It's always important to make a good impression, and good manners and politeness play a big part of Japanese business etiquette. Avoid a faux pas with these handy tips.

It’s always important to make a good impression, and good manners and politeness play a big part of Japanese business etiquette. Avoid a faux pas with these handy tips.


Prepare your business cards


You should consider having at least 100 business cards per week on a business trip in Japan, as you will need to give a business card to everyone in the meeting.

Have double sided business cards, one side in English and the other side in Japanese.

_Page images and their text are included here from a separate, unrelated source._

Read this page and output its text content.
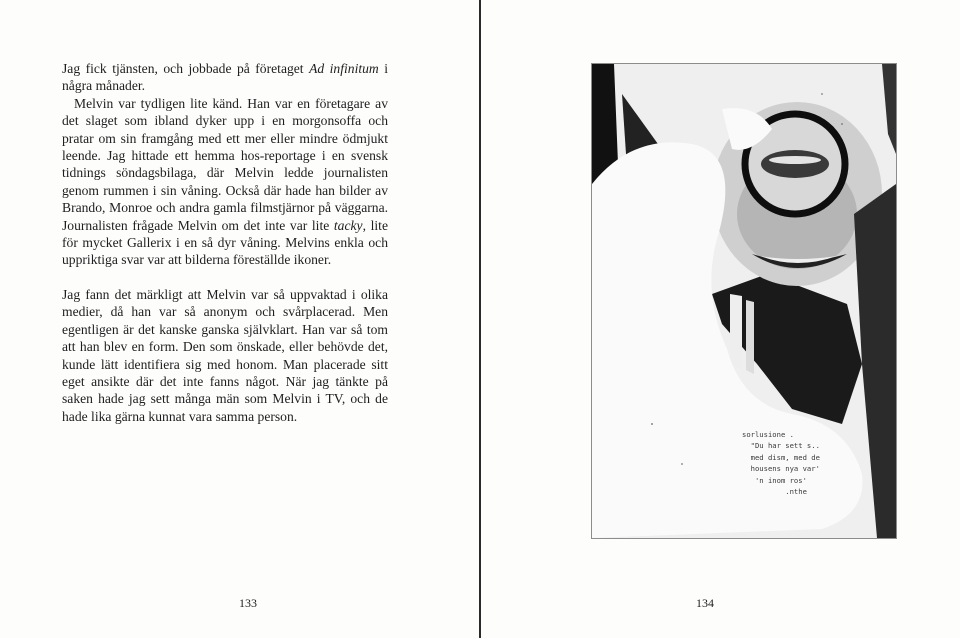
Jag fick tjänsten, och jobbade på företaget Ad infinitum i några månader.

Melvin var tydligen lite känd. Han var en företagare av det slaget som ibland dyker upp i en morgonsoffa och pratar om sin framgång med ett mer eller mindre ödmjukt leende. Jag hittade ett hemma hos-reportage i en svensk tidnings söndagsbilaga, där Melvin ledde journalisten genom rummen i sin våning. Också där hade han bilder av Brando, Monroe och andra gamla filmstjärnor på väggarna. Journalisten frågade Melvin om det inte var lite tacky, lite för mycket Gallerix i en så dyr våning. Melvins enkla och uppriktiga svar var att bilderna föreställde ikoner.

Jag fann det märkligt att Melvin var så uppvaktad i olika medier, då han var så anonym och svårplacerad. Men egentligen är det kanske ganska självklart. Han var så tom att han blev en form. Den som önskade, eller behövde det, kunde lätt identifiera sig med honom. Man placerade sitt eget ansikte där det inte fanns något. När jag tänkte på saken hade jag sett många män som Melvin i TV, och de hade lika gärna kunnat vara samma person.

133
sorlusione .
"Du har sett s..
med dism, med de
housens nya var'
'n inom ros'
.nthe
134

Bowing is extremely important in Japan, Japanese know that you’re not accustomed to bowing and often they’ll offer you a handshake instead. Sometimes though, they’ll do a combination of both, if this is the case, make sure you move your head slightly to the left –to avoid headaches.

To bow, you should have your back straight and your hands to the sides, the longer and deeper the bow the more respect is shown.

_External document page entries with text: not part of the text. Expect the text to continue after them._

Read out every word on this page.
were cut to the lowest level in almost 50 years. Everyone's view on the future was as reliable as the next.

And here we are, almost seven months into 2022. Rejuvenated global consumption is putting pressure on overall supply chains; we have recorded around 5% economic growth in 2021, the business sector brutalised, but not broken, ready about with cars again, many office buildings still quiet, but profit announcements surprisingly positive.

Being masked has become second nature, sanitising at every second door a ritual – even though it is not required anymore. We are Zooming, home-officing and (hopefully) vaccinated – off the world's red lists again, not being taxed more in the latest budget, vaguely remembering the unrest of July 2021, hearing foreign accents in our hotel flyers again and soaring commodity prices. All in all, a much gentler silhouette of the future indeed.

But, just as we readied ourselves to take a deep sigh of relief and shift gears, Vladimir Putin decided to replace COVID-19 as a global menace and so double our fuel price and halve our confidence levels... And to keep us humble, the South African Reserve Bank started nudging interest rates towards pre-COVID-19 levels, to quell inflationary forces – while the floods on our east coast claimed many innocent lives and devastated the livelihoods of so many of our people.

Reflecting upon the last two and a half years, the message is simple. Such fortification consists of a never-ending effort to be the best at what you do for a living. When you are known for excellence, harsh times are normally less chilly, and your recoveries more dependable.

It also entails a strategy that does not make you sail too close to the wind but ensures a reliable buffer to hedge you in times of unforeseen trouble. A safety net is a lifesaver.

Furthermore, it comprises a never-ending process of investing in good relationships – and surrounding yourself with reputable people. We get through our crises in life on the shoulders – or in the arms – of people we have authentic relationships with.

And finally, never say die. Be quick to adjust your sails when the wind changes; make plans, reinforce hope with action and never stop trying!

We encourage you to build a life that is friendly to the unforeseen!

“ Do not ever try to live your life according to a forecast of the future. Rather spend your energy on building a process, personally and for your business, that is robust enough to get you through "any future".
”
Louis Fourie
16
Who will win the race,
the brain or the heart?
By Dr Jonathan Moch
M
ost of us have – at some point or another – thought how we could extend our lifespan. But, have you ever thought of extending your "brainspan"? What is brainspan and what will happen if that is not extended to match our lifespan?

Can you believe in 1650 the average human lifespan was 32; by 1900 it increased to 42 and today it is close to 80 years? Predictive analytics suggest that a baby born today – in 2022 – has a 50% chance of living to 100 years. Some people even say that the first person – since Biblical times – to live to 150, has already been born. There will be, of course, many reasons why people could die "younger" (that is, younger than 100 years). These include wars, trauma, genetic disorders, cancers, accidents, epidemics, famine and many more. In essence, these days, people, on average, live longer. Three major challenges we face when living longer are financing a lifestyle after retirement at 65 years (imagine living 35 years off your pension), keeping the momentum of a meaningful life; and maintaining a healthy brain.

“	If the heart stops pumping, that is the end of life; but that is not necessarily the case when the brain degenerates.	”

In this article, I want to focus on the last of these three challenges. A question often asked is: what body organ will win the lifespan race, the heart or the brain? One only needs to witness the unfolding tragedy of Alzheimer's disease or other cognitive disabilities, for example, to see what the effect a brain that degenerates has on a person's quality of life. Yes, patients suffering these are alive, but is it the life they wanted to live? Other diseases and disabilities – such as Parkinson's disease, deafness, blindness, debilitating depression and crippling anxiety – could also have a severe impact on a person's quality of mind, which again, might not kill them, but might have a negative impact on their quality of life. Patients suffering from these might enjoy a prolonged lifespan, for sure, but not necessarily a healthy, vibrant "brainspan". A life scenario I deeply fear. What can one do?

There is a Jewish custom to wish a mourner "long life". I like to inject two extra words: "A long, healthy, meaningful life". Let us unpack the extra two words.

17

Learn some simple expressions


Your hosts will most likely speak very good English, but knowing a few simple expressions breaks the ice and will also get some smiles.

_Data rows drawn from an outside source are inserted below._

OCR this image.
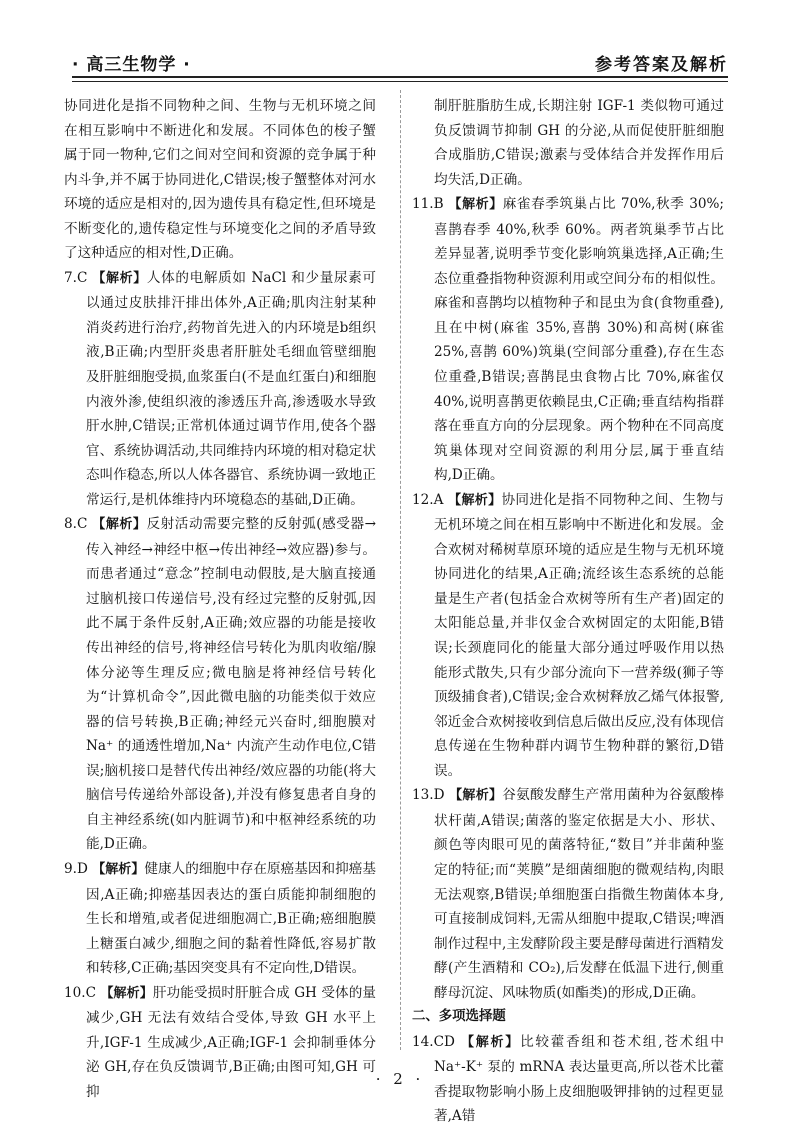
· 高三生物学 ·	参考答案及解析

协同进化是指不同物种之间、生物与无机环境之间在相互影响中不断进化和发展。不同体色的梭子蟹属于同一物种,它们之间对空间和资源的竞争属于种内斗争,并不属于协同进化,C错误;梭子蟹整体对河水环境的适应是相对的,因为遗传具有稳定性,但环境是不断变化的,遗传稳定性与环境变化之间的矛盾导致了这种适应的相对性,D正确。

7.C 【解析】人体的电解质如 NaCl 和少量尿素可以通过皮肤排汗排出体外,A正确;肌肉注射某种消炎药进行治疗,药物首先进入的内环境是b组织液,B正确;内型肝炎患者肝脏处毛细血管壁细胞及肝脏细胞受损,血浆蛋白(不是血红蛋白)和细胞内液外渗,使组织液的渗透压升高,渗透吸水导致肝水肿,C错误;正常机体通过调节作用,使各个器官、系统协调活动,共同维持内环境的相对稳定状态叫作稳态,所以人体各器官、系统协调一致地正常运行,是机体维持内环境稳态的基础,D正确。

8.C 【解析】反射活动需要完整的反射弧(感受器→传入神经→神经中枢→传出神经→效应器)参与。而患者通过“意念”控制电动假肢,是大脑直接通过脑机接口传递信号,没有经过完整的反射弧,因此不属于条件反射,A正确;效应器的功能是接收传出神经的信号,将神经信号转化为肌肉收缩/腺体分泌等生理反应;微电脑是将神经信号转化为“计算机命令”,因此微电脑的功能类似于效应器的信号转换,B正确;神经元兴奋时,细胞膜对 Na⁺ 的通透性增加,Na⁺ 内流产生动作电位,C错误;脑机接口是替代传出神经/效应器的功能(将大脑信号传递给外部设备),并没有修复患者自身的自主神经系统(如内脏调节)和中枢神经系统的功能,D正确。

9.D 【解析】健康人的细胞中存在原癌基因和抑癌基因,A正确;抑癌基因表达的蛋白质能抑制细胞的生长和增殖,或者促进细胞凋亡,B正确;癌细胞膜上糖蛋白减少,细胞之间的黏着性降低,容易扩散和转移,C正确;基因突变具有不定向性,D错误。

10.C 【解析】肝功能受损时肝脏合成 GH 受体的量减少,GH 无法有效结合受体,导致 GH 水平上升,IGF-1 生成减少,A正确;IGF-1 会抑制垂体分泌 GH,存在负反馈调节,B正确;由图可知,GH 可抑

制肝脏脂肪生成,长期注射 IGF-1 类似物可通过负反馈调节抑制 GH 的分泌,从而促使肝脏细胞合成脂肪,C错误;激素与受体结合并发挥作用后均失活,D正确。

11.B 【解析】麻雀春季筑巢占比 70%,秋季 30%;喜鹊春季 40%,秋季 60%。两者筑巢季节占比差异显著,说明季节变化影响筑巢选择,A正确;生态位重叠指物种资源利用或空间分布的相似性。麻雀和喜鹊均以植物种子和昆虫为食(食物重叠),且在中树(麻雀 35%,喜鹊 30%)和高树(麻雀 25%,喜鹊 60%)筑巢(空间部分重叠),存在生态位重叠,B错误;喜鹊昆虫食物占比 70%,麻雀仅 40%,说明喜鹊更依赖昆虫,C正确;垂直结构指群落在垂直方向的分层现象。两个物种在不同高度筑巢体现对空间资源的利用分层,属于垂直结构,D正确。

12.A 【解析】协同进化是指不同物种之间、生物与无机环境之间在相互影响中不断进化和发展。金合欢树对稀树草原环境的适应是生物与无机环境协同进化的结果,A正确;流经该生态系统的总能量是生产者(包括金合欢树等所有生产者)固定的太阳能总量,并非仅金合欢树固定的太阳能,B错误;长颈鹿同化的能量大部分通过呼吸作用以热能形式散失,只有少部分流向下一营养级(狮子等顶级捕食者),C错误;金合欢树释放乙烯气体报警,邻近金合欢树接收到信息后做出反应,没有体现信息传递在生物种群内调节生物种群的繁衍,D错误。

13.D 【解析】谷氨酸发酵生产常用菌种为谷氨酸棒状杆菌,A错误;菌落的鉴定依据是大小、形状、颜色等肉眼可见的菌落特征,“数目”并非菌种鉴定的特征;而“荚膜”是细菌细胞的微观结构,肉眼无法观察,B错误;单细胞蛋白指微生物菌体本身,可直接制成饲料,无需从细胞中提取,C错误;啤酒制作过程中,主发酵阶段主要是酵母菌进行酒精发酵(产生酒精和 CO₂),后发酵在低温下进行,侧重酵母沉淀、风味物质(如酯类)的形成,D正确。

二、多项选择题

14.CD 【解析】比较藿香组和苍术组,苍术组中 Na⁺-K⁺ 泵的 mRNA 表达量更高,所以苍术比藿香提取物影响小肠上皮细胞吸钾排钠的过程更显著,A错

· 2 ·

Go with something easy like Hello “Konnichiwa”, Good Morning “Ohayou Gozaimasu”, Good Evening “Konbanwa” or How are you “Watashi Wa Genki Desu”.


Use both hands


When presenting your business cards, always hold it with both hands (with the Japanese-language side facing forward).

Always present to the most senior first, bowing slightly as you do and making your way down the corporate ladder.

When accepting a business card, accept with both hands saying ‘Thank You’ or ‘Hajimameshite’ as you do so.


Treat the cards with respect

Never write notes on a Japanese business card, and never play or fidget with it.

You should always keep your Japanese business cards in proper casing and treat them with respect, the quality and condition of your business card says a lot about how you intend to conduct yourself in business.

Make sure you pick up all business cards you receive and put them into your case at the end of the meeting. Forgetting a business card is a slap in the face.


Time is money


Arrive about 10 minutes early for a meeting (more if it’s with senior executives). The Japanese run on very tight schedules so plan an exact agenda, if they say the meeting will go for one hour then it would probably only last one hour.


Important things to remember

  • Don’t put your hands in your pockets, doing so shows you’re disinterested or that you’re bored
  • If invited to someone’s home, this is a great honour. You should act as such and accept wholeheartedly
  • Don’t grab your host’s hand when you first meet them, Japanese seldom shake hands and they could become so uncomfortable that they’d avoid meeting again. Wait for them to offer their hand, if they don’t, then a bow is the correct greeting.
  • Do not talk bad about anyone, even your competitors or your own employees.
  • Smile and be pleasant, be open to learning and ask a lot of questions about their company. Don’t ask about their personal life.
  • Don’t blow your nose in public; always excuse yourself to the toilet. Sniffling to avoid blowing is however, acceptable.
  • Don’t point at people with your finger to make a point. Pointing with fingers or chopsticks at someone is considered especially rude.
  • The numbers 4 and 9 are considered unlucky in Japanese culture, avoid giving gifts in this number.